3
votes

I am looking at switching from Blobstore to Google Cloud Storage for things like image uploads in a project (since Google calls Blobstore "superseded").

In Blobstore, the multipart form would be submitted (uploaded) directly to the Blobstore, which would then rewrite the request and redirect to the GAE app for handling the BlobKey(s). This meant very little load on the GAE app.

Is there a way to implement a similar workflow with Google Cloud Storage (GCS)?

The example given at Reading and Writing to Google Cloud Storage involves GAE code handling the upload, reading the data and saving it in GCS.

Similarly for serving the (for example) uploaded image file: seems like a handler has to be implemented in one's GAE code to read from GCS and return the image data.

Isn't there a way to simply generate a URL for a resource in GCS (AFAIK AWS S3 supports this) and let it be served from there?

2

2 Answers

2
votes

You can keep using the blobstore API but with actual storage in GCS, meaning same upload behaviour and probably minimal changes to your app.

From Using the Blobstore API with Google Cloud Storage (Python):

You can use the Blobstore API to store blobs in Cloud Storage instead of storing them in Blobstore. You need to set up a bucket as described in the Google Cloud Storage documentation and specify the bucket and filename in the blobstore.blobstore.create_upload_url gs_bucket_name parameter. In your upload handler, you need to process the returned FileInfo metadata and explicitly store the Google Cloud Storage filename needed to retrieve the blob later.

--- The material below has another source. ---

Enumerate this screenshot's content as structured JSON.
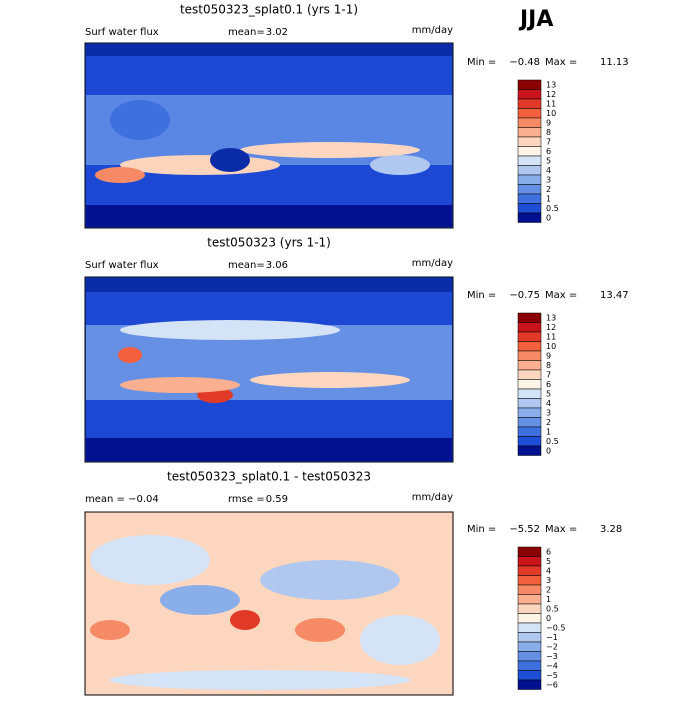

A complete example app is presented there as well.

Update: Oops, the above answer applies to the Python environment, the Java one follows:

From Using the Blobstore API with Google Cloud Storage (Java):

You can use the Blobstore API to store blobs in Cloud Storage instead of storing them in Blobstore. You need to set up a bucket as described in the Google Cloud Storage documentation and specify the bucket and filename in the BlobstoreService createUploadUrl, specify the bucket name in the UploadOptions parameter. In your upload handler, you need to process the returned FileInfo metadata and explicitly store the Google Cloud Storage filename needed to retrieve the blob later.

There is no complete sample app for Java, tho.

2
votes

Google Cloud Storage does support generating URL for upload or reads. For more information see: https://cloud.google.com/storage/docs/access-control/create-signed-urls-program

The gcloud-java-storage library can help with creating such signed URL.